Heavens no. I do play the church organ at home, though. And once here. Mrs. Fitzmartin has offered me the job on a more permanent basis, but I’ve declined.

She had very neat handwriting. Jack was grateful he didn’t have to write back. Half the time he couldn’t decipher his own. “Why?”

Too many eyes.

“One can’t help looking at you. You are, um, beautiful.”

He realized it was true, a quiet sort of beauty. Jack ordinarily had no trouble complimenting women, but he felt somewhat shy with Nicola. She gazed at him with such blue directness, he didn’t want to disappoint her. He felt a responsibility to carry the banner for all males of the species.

Don’t be silly. I’m writing to my parents the day after tomorrow. Will your letter be ready?

He’d almost forgotten his shoe scheme. And there was something else he’d thought of, a surprise. “I’ll make sure of it. I don’t dare to deliver it to your cottage, though. Mrs. Grace will burn it along with me.” He had visions of being doused with lamp oil and turning into a Guy Fawkes effigy. “It’s one thing that we’ve bumped into each other on the street. I don’t think the powers that be want me to visit you ever again.”

Bring it here. Wrap it in something waterproof. Put it under this bench with a rock or whatever’s handy by eleven tomorrow morning. I’ll take my walk after and “find” it, then mail it the next day. Are you really in bad trouble because of me?

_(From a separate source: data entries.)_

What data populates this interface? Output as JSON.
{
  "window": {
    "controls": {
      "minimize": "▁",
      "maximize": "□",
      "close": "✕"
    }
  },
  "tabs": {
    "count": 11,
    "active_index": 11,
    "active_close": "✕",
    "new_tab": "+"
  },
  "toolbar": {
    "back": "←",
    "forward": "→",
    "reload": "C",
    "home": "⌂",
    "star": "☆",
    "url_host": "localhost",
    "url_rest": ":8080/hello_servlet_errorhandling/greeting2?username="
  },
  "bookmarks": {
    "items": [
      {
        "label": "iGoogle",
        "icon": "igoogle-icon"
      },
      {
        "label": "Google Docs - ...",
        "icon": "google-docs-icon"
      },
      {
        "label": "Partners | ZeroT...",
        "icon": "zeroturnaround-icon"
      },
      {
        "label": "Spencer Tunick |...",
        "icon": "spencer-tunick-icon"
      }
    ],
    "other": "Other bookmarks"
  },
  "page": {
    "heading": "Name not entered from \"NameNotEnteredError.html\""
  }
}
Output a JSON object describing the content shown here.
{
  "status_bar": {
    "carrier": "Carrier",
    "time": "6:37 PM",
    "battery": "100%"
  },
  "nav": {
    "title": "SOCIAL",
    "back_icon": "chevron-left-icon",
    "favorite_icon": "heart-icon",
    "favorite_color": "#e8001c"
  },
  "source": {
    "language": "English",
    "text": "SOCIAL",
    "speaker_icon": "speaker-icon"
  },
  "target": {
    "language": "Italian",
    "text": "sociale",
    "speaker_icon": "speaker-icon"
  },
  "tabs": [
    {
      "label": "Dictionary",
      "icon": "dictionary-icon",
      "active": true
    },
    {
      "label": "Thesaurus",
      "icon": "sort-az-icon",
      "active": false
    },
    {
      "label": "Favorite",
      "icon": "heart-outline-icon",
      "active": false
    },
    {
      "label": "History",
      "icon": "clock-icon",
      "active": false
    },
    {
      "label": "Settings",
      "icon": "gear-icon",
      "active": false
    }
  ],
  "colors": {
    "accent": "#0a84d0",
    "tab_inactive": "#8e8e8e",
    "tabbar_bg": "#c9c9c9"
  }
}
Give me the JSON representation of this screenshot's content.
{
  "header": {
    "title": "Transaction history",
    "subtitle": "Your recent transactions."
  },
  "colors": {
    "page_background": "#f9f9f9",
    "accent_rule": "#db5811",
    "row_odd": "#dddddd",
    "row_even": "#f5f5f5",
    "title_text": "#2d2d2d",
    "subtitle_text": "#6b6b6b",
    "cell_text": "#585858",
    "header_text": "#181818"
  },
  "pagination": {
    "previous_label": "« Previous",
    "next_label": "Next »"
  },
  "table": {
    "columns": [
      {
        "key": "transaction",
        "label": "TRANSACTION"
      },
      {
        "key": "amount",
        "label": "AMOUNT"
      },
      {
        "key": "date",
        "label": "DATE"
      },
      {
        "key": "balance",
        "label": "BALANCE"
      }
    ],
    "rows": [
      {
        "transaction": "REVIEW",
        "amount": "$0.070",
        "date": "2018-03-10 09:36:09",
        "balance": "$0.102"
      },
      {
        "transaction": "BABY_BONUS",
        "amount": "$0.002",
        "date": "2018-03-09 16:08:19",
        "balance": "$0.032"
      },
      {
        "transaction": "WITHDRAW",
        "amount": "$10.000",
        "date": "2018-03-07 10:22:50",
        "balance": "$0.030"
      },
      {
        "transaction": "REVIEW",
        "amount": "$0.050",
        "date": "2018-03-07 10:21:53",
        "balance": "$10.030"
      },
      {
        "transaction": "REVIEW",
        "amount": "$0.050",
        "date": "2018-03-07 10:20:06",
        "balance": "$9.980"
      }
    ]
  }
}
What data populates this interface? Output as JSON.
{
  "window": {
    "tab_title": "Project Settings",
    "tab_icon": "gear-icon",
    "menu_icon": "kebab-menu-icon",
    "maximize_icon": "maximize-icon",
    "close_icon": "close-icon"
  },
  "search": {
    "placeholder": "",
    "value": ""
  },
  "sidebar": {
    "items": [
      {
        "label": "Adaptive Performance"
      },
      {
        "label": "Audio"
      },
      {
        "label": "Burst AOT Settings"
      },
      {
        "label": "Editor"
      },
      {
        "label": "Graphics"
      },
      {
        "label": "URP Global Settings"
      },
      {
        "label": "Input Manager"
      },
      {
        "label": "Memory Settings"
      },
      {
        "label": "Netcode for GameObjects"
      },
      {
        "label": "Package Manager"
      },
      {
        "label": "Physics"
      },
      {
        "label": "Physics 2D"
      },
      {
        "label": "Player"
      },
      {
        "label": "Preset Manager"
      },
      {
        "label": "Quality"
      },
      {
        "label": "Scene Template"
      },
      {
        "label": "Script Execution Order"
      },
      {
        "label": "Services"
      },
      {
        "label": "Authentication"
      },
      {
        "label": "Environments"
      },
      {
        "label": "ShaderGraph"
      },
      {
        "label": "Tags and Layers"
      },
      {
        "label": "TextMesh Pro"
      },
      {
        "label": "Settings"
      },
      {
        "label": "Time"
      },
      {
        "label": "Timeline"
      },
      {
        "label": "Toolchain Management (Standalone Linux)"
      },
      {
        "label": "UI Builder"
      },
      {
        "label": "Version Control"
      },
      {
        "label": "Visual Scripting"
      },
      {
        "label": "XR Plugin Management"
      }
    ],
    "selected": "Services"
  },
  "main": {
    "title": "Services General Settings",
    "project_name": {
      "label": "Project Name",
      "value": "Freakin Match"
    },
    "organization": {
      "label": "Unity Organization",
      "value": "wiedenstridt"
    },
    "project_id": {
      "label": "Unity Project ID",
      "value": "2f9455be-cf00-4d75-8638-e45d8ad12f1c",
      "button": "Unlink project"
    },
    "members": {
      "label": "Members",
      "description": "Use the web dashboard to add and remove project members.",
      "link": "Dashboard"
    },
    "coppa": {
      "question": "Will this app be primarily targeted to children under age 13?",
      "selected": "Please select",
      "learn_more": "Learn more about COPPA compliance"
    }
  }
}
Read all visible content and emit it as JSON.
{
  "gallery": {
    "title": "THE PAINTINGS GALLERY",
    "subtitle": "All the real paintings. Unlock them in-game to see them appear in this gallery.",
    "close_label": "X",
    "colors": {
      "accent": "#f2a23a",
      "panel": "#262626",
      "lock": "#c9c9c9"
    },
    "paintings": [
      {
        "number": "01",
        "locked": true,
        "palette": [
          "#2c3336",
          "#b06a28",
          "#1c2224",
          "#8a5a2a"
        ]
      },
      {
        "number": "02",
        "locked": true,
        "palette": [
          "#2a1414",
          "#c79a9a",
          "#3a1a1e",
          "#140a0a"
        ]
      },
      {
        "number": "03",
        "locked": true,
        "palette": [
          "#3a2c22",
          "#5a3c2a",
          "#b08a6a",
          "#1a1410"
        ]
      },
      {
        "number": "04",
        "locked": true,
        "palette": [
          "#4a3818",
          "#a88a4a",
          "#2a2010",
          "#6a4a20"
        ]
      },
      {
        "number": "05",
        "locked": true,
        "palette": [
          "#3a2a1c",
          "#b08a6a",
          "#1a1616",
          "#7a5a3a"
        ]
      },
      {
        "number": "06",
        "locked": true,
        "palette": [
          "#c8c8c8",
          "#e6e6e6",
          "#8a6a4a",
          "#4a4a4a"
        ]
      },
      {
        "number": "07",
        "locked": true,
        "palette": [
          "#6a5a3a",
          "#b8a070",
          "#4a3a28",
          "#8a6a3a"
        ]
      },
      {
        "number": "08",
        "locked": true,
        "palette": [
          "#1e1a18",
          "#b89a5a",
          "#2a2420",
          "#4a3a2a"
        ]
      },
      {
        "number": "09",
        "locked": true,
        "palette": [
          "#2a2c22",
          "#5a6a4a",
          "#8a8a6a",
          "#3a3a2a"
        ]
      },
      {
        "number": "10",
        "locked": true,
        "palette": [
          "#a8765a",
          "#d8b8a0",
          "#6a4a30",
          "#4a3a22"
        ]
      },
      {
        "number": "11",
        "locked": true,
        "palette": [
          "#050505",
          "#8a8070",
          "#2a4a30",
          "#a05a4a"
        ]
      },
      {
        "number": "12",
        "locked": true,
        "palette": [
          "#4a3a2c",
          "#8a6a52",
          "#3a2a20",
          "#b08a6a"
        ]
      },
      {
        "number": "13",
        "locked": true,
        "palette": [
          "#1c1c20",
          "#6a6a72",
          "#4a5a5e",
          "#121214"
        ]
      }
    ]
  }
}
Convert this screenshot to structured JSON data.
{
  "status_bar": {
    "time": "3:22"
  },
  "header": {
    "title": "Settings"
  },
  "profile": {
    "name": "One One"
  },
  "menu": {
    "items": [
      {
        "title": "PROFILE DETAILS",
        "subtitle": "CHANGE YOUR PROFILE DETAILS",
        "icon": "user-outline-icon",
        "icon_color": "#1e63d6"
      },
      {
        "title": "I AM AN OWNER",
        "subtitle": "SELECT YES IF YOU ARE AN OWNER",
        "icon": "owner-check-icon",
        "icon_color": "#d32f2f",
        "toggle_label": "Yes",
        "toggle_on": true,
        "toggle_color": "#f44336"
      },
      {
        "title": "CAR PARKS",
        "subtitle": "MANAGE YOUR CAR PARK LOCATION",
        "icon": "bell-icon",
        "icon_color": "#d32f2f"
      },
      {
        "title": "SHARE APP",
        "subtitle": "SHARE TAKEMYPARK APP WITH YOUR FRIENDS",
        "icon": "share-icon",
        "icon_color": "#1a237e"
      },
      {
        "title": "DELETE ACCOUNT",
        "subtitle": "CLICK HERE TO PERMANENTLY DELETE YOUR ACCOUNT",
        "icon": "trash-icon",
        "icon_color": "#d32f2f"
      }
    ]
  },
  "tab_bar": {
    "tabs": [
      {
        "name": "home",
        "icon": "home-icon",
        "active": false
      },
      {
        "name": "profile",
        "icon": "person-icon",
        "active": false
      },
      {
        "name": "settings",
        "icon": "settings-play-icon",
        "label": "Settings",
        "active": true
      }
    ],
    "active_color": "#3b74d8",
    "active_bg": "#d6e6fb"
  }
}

“I’m afraid so. I’d do it again, though,” Jack said honestly. “Kiss you, that is. Or you can kiss me. It makes no difference. The end result is delightful.”

She didn’t meet his eyes. I don’t know what came over me. It’s most unlike me to be so brazen.

“Be as brazen as you wish. It was, um, refreshing.” Refreshing was not the correct word, but Jack didn’t want to frighten her. She’d inflamed all his dormant desire. With Nicola’s flushed cheeks and swollen lips firmly in mind, he’d taken matters into his own hand once Mrs. Feather left for the evening yesterday. He’d felt almost liberated. Normal. Not that his joy lasted the night—the dreams returned on schedule.

Do you want to kiss me again?

He most certainly did. Jack glanced about, noting the drifting snow between the trees and the gravestones and the Norman church. Not the most romantic of spots, but the dead told no tales.